LRX712, a synthetic small molecule drug candidate identified through phenotypic screening, had shown promise in preclinical tests. It was initially believed to have the potential to drive cartilage repair without inducing abnormal bone formation, offering patients an alternative to surgery. However, the drug failed to meet the expected efficacy in human trials.

This discontinuation follows closely on the heels of another setback in Novartis's osteoarthritis program. The company recently terminated a phase 2 trial of QUC398, an ADAMTS-5 inhibitor being studied for osteoarthritis knee pain, due to insufficient pain relief observed in an interim analysis.

GIZ943: Radioligand Therapy Halted in Early Stages

In addition to LRX712, Novartis has also ceased the development of GIZ943, also known as [177Lu] Lu-EVS459, a radioligand therapy targeting folate receptor alpha (FRα)-expressing cells in ovarian and lung cancers. The decision was based on an assessment of the potential benefit-risk profile from the phase 1 study.

The trial for GIZ943 began last year but was stopped after enrolling only four patients, far short of its target of 96 participants. The study was designed to determine the recommended dose in an escalation part and then evaluate its effects in an expansion stage.
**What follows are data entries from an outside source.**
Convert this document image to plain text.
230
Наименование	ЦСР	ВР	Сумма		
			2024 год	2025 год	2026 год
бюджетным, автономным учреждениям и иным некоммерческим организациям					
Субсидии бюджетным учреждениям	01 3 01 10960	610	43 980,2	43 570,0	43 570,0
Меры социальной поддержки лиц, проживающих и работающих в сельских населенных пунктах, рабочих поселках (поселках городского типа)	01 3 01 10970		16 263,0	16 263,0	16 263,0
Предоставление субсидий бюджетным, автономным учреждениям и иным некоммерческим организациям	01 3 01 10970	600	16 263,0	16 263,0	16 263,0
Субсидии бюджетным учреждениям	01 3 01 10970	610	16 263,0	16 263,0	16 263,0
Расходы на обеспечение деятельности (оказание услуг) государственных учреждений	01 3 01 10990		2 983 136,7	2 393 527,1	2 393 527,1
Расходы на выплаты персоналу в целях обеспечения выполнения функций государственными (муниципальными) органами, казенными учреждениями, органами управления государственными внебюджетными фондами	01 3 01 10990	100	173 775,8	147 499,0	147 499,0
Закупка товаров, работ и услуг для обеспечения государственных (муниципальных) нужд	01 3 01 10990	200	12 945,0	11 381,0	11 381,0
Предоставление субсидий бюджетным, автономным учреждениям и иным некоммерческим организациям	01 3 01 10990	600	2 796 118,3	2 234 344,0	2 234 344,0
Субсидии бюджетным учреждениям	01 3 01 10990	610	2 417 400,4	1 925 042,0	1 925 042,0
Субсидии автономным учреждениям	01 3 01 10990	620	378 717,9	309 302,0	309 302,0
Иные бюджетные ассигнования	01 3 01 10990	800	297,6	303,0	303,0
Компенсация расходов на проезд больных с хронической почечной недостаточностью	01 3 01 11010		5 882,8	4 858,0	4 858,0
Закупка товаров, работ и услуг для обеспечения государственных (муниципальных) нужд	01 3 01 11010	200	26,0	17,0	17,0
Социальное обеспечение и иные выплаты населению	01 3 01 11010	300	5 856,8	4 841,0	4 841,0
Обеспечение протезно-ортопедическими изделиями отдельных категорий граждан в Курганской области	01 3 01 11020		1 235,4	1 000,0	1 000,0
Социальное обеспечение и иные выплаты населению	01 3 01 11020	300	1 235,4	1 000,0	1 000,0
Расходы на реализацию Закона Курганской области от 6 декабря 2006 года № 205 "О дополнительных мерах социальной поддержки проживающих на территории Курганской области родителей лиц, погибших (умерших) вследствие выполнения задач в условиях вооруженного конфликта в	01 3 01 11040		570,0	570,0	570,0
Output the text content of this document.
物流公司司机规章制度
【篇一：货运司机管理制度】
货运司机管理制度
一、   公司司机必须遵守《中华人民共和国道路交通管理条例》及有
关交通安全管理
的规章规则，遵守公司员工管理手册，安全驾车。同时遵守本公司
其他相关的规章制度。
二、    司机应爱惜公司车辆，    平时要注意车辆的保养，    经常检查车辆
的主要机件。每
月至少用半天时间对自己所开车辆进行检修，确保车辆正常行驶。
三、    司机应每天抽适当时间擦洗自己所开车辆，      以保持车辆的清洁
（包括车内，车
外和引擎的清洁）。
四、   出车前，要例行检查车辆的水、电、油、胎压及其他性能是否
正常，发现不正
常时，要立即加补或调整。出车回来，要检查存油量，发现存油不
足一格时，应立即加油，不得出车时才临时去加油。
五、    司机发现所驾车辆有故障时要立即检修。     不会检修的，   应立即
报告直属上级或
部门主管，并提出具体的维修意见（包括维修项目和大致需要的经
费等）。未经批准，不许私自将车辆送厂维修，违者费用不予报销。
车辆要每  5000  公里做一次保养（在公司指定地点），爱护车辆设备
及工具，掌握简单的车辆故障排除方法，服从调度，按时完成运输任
FRα has been a target of interest in cancer therapy due to its overexpression in many cancers. However, concerns about kidney toxicity have limited the development of radioligand therapies against this target. This has led to a shift towards antibody-drug conjugates (ADCs) as the preferred modality for targeting FRα, with AbbVie's Elahere already approved and other companies like Eisai and Genmab developing FRα-directed ADCs.

These pipeline adjustments reflect the ongoing challenges in drug development, particularly in complex areas such as osteoarthritis and targeted cancer therapies. As Novartis continues to refine its research and development strategy, the pharmaceutical industry watches closely for the next breakthrough in these critical therapeutic areas.